Thursday, June 25, 2026

So often it happens that after having written the first draft of a poem or a story I leave it alone. When I return to it after a few days, or a week, even a month I surprise myself. How did I come up with that idea? How did I write it? Did I write it?Then I realize that when I wrote it I was not alone. My inspiration, my muse, my spirit within – whom I have been referring to as the Authentic Self – was one with me.
Writing Mindfully
Who writes the stuff to which I sign my name?
Who whispers behind the mask?
What gushes forth during moments of quietude
then sidles back swiftly wherever it comes from?
Sliding down my arm to my fingertips,
I transcribe fiery truth.
Enraptured, I write until my wrist hurts.
I stop when the whispers leave for their hidden abode.
Where does this recluse hide, whom does it abide?
It comes and returns on its free will.
It writes the word, the line, the prose, the poem.
I only attach my name to what It scribes.

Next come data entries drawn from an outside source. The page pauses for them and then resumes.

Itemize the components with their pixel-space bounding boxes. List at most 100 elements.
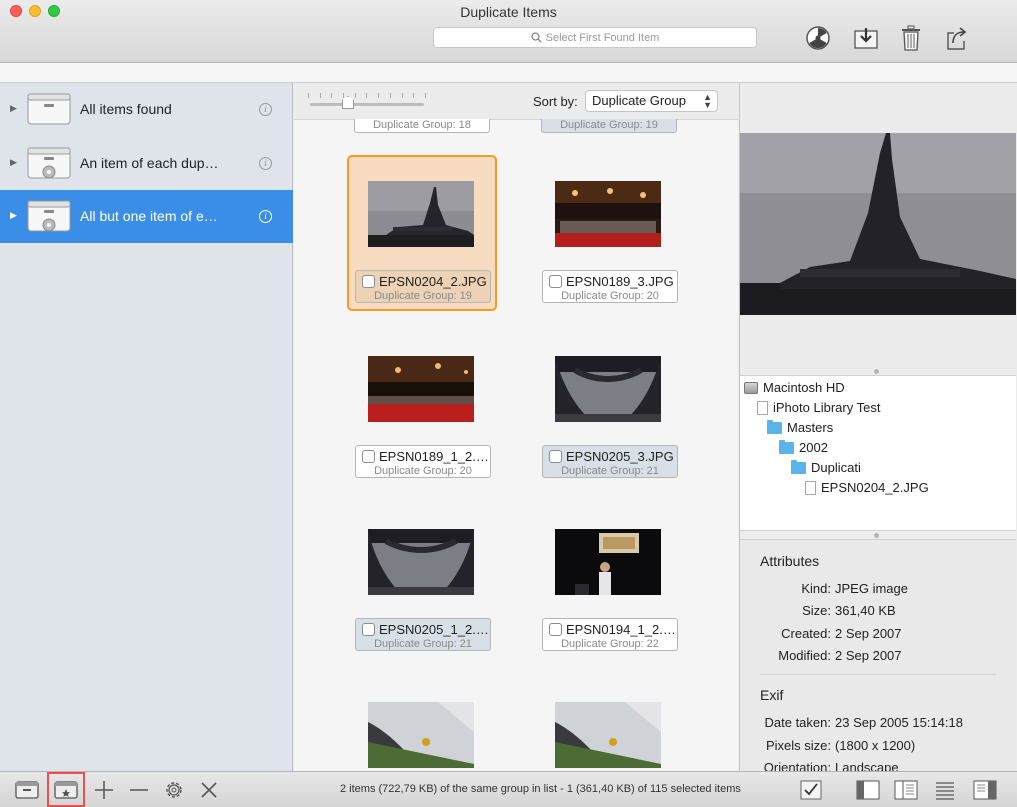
trash-icon xyxy=(902,25,920,51)
trash-button[interactable] xyxy=(897,24,925,52)
sort-label: Sort by: xyxy=(533,94,578,109)
toolbar-subbar xyxy=(0,63,1017,83)
gear-icon xyxy=(166,782,182,798)
sidebar: ▶ All items found i ▶ An item of each du… xyxy=(0,83,293,771)
partial-caption[interactable]: Duplicate Group: 18 xyxy=(354,119,490,133)
tile-caption: EPSN0189_3.JPG Duplicate Group: 20 xyxy=(542,270,678,303)
path-item[interactable]: Duplicati xyxy=(791,459,861,475)
info-icon[interactable]: i xyxy=(259,210,272,223)
title-bar: Duplicate Items Select First Found Item xyxy=(0,0,1017,63)
tile-checkbox[interactable] xyxy=(362,275,375,288)
attribute-value: 361,40 KB xyxy=(835,603,896,618)
tile-checkbox[interactable] xyxy=(549,275,562,288)
disclosure-arrow-icon[interactable]: ▶ xyxy=(10,103,17,114)
layout-list-button[interactable] xyxy=(933,779,957,801)
path-item[interactable]: Masters xyxy=(767,419,834,435)
duplicate-tile[interactable]: EPSN0205_3.JPG Duplicate Group: 21 xyxy=(534,330,684,486)
tile-caption: EPSN0194_1_2.… Duplicate Group: 22 xyxy=(542,618,678,651)
sidebar-item-all-but-one[interactable]: ▶ All but one item of e… i xyxy=(0,190,293,243)
search-field[interactable]: Select First Found Item xyxy=(433,27,757,48)
thumbnail-size-slider[interactable] xyxy=(310,103,424,106)
radiation-icon xyxy=(806,26,830,50)
file-name: EPSN0189_1_2.… xyxy=(379,449,489,464)
tile-checkbox[interactable] xyxy=(549,450,562,463)
group-label: Duplicate Group: 21 xyxy=(561,465,659,477)
path-label: Masters xyxy=(787,420,834,435)
disclosure-arrow-icon[interactable]: ▶ xyxy=(10,157,17,168)
disclosure-arrow-icon[interactable]: ▶ xyxy=(10,210,17,221)
path-label: Duplicati xyxy=(811,460,861,475)
move-to-folder-button[interactable] xyxy=(852,24,880,52)
smart-select-button[interactable] xyxy=(54,779,78,801)
share-icon xyxy=(947,27,967,50)
hard-disk-icon xyxy=(744,381,758,394)
attribute-value: JPEG image xyxy=(835,581,908,596)
tile-caption: EPSN0205_1_2.… Duplicate Group: 21 xyxy=(355,618,491,651)
slider-ticks xyxy=(308,93,426,99)
image-file-icon xyxy=(805,480,816,495)
photo-thumbnail xyxy=(368,356,474,422)
window-title: Duplicate Items xyxy=(460,4,557,20)
duplicate-tile[interactable]: EPSN0194_1_2.… Duplicate Group: 22 xyxy=(534,503,684,659)
photo-thumbnail xyxy=(368,702,474,768)
bottom-bar: 2 items (722,79 KB) of the same group in… xyxy=(0,771,1017,807)
splitter-handle[interactable] xyxy=(874,369,879,374)
status-text: 2 items (722,79 KB) of the same group in… xyxy=(340,783,741,795)
attributes-panel: Attributes Kind: JPEG image Size: 361,40 K… xyxy=(740,539,1016,772)
duplicate-tile[interactable]: EPSN0189_1_2.… Duplicate Group: 20 xyxy=(347,330,497,486)
duplicate-browser: Sort by: Duplicate Group ▲ ▼ Duplicate Gr… xyxy=(294,83,738,771)
group-label: Duplicate Group: 19 xyxy=(374,290,472,302)
tile-caption: EPSN0205_3.JPG Duplicate Group: 21 xyxy=(542,445,678,478)
path-label: EPSN0204_2.JPG xyxy=(821,480,929,495)
drive-tools-icon xyxy=(15,781,39,799)
drive-button[interactable] xyxy=(15,779,39,801)
sort-select[interactable]: Duplicate Group ▲ ▼ xyxy=(585,90,718,112)
path-item[interactable]: 2002 xyxy=(779,439,828,455)
file-name: EPSN0204_2.JPG xyxy=(379,274,487,289)
close-icon xyxy=(201,782,217,798)
remove-button[interactable] xyxy=(127,779,151,801)
chevron-updown-icon: ▲ ▼ xyxy=(703,92,712,110)
splitter-handle[interactable] xyxy=(874,533,879,538)
sidebar-item-all-items[interactable]: ▶ All items found i xyxy=(0,83,293,136)
drive-gear-icon xyxy=(27,200,71,232)
sidebar-item-label: All items found xyxy=(80,101,172,117)
list-icon xyxy=(936,782,954,800)
duplicate-tile[interactable] xyxy=(347,676,497,771)
info-icon[interactable]: i xyxy=(259,103,272,116)
layout-left-panel-button[interactable] xyxy=(856,779,880,801)
share-button[interactable] xyxy=(943,24,971,52)
tile-checkbox[interactable] xyxy=(549,623,562,636)
duplicate-tile[interactable]: EPSN0204_2.JPG Duplicate Group: 19 xyxy=(347,155,497,311)
info-icon[interactable]: i xyxy=(259,157,272,170)
exif-key: Pixels size: xyxy=(765,738,831,753)
path-label: iPhoto Library Test xyxy=(773,400,881,415)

Zodiac Sign by Mary Oliver
Why should I have been surprised?
Hunters walk the forest
without a sound.
The hunter, strapped to his rifle,
the fox on his feet of silk,
the serpent on his empire of muscles—
all move in a stillness,
hungry, careful, intent.
Just as the cancer
entered the forest of my body,
without a sound.
2.
The question is,
what will it be like
after the last day?
Will I float
into the sky
or will I fray
within the earth or a river—
remembering nothing?
How desperate I would be
if I couldn’t remember
the sun rising, if I couldn’t
remember trees, rivers; if I couldn’t
even remember, beloved,
your beloved name.
3.
I know, you never intended to be in this world.
But you’re in it all the same.
so why not get started immediately.
I mean, belonging to it.
There is so much to admire, to weep over.
And to write music or poems about.
Bless the feet that take you to and fro.
Bless the eyes and the listening ears.
Bless the tongue, the marvel of taste.
Bless touching.
You could live a hundred years, it’s happened.
Or not.
I am speaking from the fortunate platform
of many years,
none of which, I think, I ever wasted.
Do you need a prod?
Do you need a little darkness to get you going?
Let me be urgent as a knife, then,
and remind you of Keats,
so single of purpose and thinking, for a while,
he had a lifetime.
4.
Late yesterday afternoon, in the heat,
all the fragile blue flowers in bloom
in the shrubs in the yard next door had
tumbled from the shrubs and lay
wrinkled and fading in the grass. But
this morning the shrubs were full of
the blue flowers again. There wasn’t
a single one on the grass. How, I
wondered, did they roll back up to
the branches, that fiercely wanting,
as we all do, just a little more of
life?
(Keats: Died Age 25, 64 sonnets/poems)

Jennifer D. Diamond
Good morning, Madhu! “Did I write it?Then I realize that when I wrote it I was not alone.” Oh my goodness, I couldn’t love this any more! You’ve given me a way of thinking about my writing. I’ve actually Googled lines I wrote (or lines I co-wrote with my AS) because I felt like I must have accidentally plagiarized them… but NO, I had written them. Such a strange feeling, but now you’ve given me a way to frame how I think about these kinds of moments. Thank you!
Madhu B. Wangu
I love this Jen! And am delighted that you could relate with it.